We’re delighted to welcome back our free in-person Making Connections events.
These regular face to face conferences take place throughout the year and give you the chance to network with other members and our divisional executive members.
Programme
Click on the sessions to find out more. If you are viewing this page on a mobile, rotate your screen to view the programme.
| 10.00am – 10.30am | Registration |
| 10.30am - 10.50am | Welcome from BACP |
| 10.50am – 11.35am | The changing landscape of Eating Disorders and Therapy, presented by Kel O'Neill |
| 11.35am - 11.45am | Comfort break |
| 11.45am – 12.30pm |
Looking forward: social justice for better Mental Health, presented by Dr Jen Daffin and Dr Kath Potter |
| 12.30pm – 1.30pm | Light lunch |
| 1.30pm – 1.50 pm | Local member two-minute platforms |
| 1.50pm – 2.40pm | Connecting together The room will be divided into different areas of interest, for more focused and structured networking. You’ll be encouraged to move around the room and engage with colleagues, volunteers and BACP staff to network, share ideas and meet new people with similar interests. You’ll be able to add a new area of interest if yours isn’t represented. |
| 2.40pm – 3.10pm | Refreshments |
| 3.10pm – 3.55pm | Make room for rage: working honestly with differences, presented by Sara Sirati |
| 3.55pm - 4.00pm | Event close |
This programme is subject to change.
10.50am – 11.35am
This session offers a reflective overview of how eating disorders and disordered eating are increasingly showing up in therapy, often in ways that go unrecognised, unsupported, or fall outside specialist service referral criteria.
From the rise in GLP-1 weight loss medications and wellness culture, to chronic presentations and clients excluded from specialist services due to BMI or diagnostic thresholds, many people are left without access to care. Therapists are frequently left holding these issues without clear guidance and, in some cases, may unintentionally reinforce harm by encouraging weight loss or overlooking the signs of an eating disorder.

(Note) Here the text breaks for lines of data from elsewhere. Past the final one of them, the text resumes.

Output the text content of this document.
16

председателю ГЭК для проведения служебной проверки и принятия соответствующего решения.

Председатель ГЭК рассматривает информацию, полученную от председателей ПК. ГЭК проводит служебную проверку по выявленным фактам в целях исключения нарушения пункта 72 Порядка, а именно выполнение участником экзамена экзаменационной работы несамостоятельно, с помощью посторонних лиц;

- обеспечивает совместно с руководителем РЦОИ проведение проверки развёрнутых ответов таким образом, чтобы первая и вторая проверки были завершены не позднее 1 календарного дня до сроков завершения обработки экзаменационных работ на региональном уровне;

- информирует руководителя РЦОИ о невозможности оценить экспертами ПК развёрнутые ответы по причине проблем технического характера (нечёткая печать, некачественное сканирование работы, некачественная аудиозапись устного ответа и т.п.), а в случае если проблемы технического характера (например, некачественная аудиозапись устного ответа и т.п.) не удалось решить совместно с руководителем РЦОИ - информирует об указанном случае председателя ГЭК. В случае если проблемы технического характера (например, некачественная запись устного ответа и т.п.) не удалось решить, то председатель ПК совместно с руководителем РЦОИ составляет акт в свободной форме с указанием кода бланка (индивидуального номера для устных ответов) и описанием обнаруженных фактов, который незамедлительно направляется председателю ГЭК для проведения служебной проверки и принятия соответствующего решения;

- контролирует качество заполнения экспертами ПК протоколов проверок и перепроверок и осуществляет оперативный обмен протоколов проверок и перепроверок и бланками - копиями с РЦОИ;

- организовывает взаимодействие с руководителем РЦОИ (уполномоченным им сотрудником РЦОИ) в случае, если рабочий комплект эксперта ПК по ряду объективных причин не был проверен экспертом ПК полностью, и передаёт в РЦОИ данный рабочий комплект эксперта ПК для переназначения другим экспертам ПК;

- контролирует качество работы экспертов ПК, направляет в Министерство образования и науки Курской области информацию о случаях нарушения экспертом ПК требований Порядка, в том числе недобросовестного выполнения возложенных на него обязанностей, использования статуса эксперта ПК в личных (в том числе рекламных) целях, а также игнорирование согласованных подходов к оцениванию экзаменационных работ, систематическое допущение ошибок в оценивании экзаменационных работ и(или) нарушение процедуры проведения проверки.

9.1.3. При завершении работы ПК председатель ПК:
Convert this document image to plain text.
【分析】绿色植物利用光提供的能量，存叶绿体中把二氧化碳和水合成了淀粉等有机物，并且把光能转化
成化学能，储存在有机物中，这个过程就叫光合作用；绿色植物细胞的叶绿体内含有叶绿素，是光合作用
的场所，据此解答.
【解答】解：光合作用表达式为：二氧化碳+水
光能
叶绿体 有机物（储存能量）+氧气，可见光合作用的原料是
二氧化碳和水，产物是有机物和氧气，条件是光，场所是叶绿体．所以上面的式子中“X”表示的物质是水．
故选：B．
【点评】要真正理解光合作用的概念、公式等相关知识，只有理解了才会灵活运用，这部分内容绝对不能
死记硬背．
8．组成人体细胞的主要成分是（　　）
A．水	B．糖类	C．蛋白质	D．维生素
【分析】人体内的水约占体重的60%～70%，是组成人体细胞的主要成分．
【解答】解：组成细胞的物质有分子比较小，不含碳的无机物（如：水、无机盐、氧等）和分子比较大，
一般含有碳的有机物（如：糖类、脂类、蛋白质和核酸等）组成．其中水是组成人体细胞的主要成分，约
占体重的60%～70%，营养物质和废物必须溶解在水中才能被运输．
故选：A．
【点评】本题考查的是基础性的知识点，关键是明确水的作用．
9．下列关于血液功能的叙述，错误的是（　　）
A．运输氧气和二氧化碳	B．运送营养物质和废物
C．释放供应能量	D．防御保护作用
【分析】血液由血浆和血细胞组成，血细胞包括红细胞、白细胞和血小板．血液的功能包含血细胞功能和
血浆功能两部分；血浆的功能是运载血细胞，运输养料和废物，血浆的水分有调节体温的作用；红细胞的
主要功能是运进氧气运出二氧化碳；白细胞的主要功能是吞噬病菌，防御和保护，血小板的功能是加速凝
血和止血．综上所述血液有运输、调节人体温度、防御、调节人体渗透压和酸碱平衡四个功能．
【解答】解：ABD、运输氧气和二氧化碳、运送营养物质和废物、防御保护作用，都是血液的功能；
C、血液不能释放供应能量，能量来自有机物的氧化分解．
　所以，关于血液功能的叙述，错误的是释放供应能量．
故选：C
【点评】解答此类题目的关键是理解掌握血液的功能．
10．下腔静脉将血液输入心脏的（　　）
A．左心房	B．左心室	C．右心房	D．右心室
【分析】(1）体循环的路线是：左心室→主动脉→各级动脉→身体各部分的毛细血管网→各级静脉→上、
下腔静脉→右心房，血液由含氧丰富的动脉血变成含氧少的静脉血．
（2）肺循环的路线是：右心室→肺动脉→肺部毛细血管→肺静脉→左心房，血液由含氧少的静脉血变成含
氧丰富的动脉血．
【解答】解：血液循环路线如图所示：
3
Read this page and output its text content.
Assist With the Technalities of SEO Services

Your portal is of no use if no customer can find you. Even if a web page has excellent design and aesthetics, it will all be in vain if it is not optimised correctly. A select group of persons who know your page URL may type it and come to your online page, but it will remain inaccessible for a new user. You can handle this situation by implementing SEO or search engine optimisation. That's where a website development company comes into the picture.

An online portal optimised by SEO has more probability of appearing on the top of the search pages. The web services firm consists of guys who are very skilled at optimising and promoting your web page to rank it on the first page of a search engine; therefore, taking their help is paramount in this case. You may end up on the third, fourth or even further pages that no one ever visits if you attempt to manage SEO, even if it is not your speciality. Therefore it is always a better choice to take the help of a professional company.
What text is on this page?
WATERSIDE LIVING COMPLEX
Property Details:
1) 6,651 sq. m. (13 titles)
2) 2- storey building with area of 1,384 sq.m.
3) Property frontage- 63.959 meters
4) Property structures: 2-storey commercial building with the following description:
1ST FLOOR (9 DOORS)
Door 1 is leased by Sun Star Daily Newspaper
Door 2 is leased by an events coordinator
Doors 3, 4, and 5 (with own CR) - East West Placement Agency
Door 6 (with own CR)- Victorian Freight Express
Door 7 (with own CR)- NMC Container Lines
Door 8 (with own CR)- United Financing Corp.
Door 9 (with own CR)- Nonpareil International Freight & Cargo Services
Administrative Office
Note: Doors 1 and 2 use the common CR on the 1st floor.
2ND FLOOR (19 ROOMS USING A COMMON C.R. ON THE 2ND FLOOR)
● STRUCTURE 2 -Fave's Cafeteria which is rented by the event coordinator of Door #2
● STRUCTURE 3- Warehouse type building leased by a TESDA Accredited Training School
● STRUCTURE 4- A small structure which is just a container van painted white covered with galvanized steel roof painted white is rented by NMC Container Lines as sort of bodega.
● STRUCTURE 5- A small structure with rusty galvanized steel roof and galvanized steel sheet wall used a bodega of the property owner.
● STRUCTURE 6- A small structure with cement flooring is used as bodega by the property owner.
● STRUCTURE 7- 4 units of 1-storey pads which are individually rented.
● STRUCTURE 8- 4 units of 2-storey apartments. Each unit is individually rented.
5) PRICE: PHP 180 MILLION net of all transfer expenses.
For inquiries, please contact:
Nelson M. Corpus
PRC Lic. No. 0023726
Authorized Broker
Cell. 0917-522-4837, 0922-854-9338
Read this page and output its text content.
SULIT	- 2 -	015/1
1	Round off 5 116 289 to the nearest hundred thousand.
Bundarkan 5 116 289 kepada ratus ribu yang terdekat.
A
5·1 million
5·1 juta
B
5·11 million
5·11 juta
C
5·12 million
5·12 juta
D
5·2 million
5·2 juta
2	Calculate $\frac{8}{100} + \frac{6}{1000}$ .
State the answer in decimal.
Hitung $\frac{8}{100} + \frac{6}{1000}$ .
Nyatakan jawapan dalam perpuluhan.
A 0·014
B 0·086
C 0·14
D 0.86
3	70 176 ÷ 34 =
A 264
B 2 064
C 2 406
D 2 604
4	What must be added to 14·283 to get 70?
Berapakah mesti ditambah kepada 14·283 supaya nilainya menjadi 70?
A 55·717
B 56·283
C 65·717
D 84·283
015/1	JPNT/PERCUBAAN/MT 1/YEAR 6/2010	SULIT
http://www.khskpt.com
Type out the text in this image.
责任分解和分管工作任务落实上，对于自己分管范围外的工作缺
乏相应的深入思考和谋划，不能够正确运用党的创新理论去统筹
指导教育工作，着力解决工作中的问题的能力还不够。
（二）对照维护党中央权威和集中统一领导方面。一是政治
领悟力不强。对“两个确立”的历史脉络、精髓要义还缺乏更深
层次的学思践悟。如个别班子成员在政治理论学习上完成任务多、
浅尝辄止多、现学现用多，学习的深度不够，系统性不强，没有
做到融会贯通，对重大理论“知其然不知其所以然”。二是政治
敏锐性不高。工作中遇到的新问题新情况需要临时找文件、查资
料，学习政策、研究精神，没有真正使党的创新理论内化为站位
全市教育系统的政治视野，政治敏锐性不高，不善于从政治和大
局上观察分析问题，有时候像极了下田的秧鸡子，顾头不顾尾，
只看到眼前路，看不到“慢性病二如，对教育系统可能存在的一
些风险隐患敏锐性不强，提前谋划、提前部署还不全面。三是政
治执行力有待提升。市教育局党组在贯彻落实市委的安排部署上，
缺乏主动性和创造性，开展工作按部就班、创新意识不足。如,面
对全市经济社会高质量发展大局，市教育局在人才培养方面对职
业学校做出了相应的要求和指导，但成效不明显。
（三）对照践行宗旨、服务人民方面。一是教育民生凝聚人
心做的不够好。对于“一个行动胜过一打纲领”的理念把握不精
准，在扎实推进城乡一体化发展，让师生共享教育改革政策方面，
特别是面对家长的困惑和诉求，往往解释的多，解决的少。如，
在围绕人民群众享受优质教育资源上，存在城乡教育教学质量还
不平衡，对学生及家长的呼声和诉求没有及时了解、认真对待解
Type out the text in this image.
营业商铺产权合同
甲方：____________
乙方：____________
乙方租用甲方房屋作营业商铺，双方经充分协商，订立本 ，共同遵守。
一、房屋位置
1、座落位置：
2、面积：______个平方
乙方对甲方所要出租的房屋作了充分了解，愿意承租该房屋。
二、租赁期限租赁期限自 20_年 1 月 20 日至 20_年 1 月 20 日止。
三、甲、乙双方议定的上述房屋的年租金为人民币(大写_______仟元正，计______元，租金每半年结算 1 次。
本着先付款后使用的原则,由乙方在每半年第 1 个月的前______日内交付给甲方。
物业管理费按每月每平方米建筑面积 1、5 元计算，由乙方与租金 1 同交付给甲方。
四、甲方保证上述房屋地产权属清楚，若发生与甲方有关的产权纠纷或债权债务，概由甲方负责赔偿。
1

The session aims to raise awareness of how eating disorders and disordered eating may present in therapy today, why they’re often overlooked, and what it means to practise ethically in a system where clients may have nowhere else to go.
11.45am - 12.30pm
This session will introduce the work of Platfform Wellbeing and explore their approach to mental health through a social justice lens. Drawing on the Wales Alliance for Mental Health (WAMH) Manifesto and the Platfform Manifesto for Change, Dr Jen Daffin and Dr Kath Potter will reflect on how wider political priorities in Wales are shaping the design and delivery of services.
Using examples from practice, the session will consider what a social justice–informed approach means for counselling and psychotherapy practitioners working within a changing political landscape.
3.10am - 3.55pm
This session will share Sara's experience of working with diverse and under-served communities across Wales, including Deaf and/or hard of hearing communities, LGBTQIA+ communities, and Global Majority communities. Their centres on therapeutically informed, community-led creative practices. Sara critically examines the concepts of “participation” and “integration,” and instead advocates for offering leadership roles to these communities in order to cultivate meaningful intersectionality and embrace difference beyond notions of inclusion alone. The presentation will contain examples of successful, community-led projects supported by funding from the National Lottery and the Arts Council of Wales.
The session is explicitly grounded in the BACP Ethical Framework, particularly its commitments to social justice and the ethical management of power within professional relationships. It aligns with the Framework’s emphasis on respecting client and community autonomy, challenging systemic inequality, and practising in ways that actively promote equity, dignity, and relational accountability.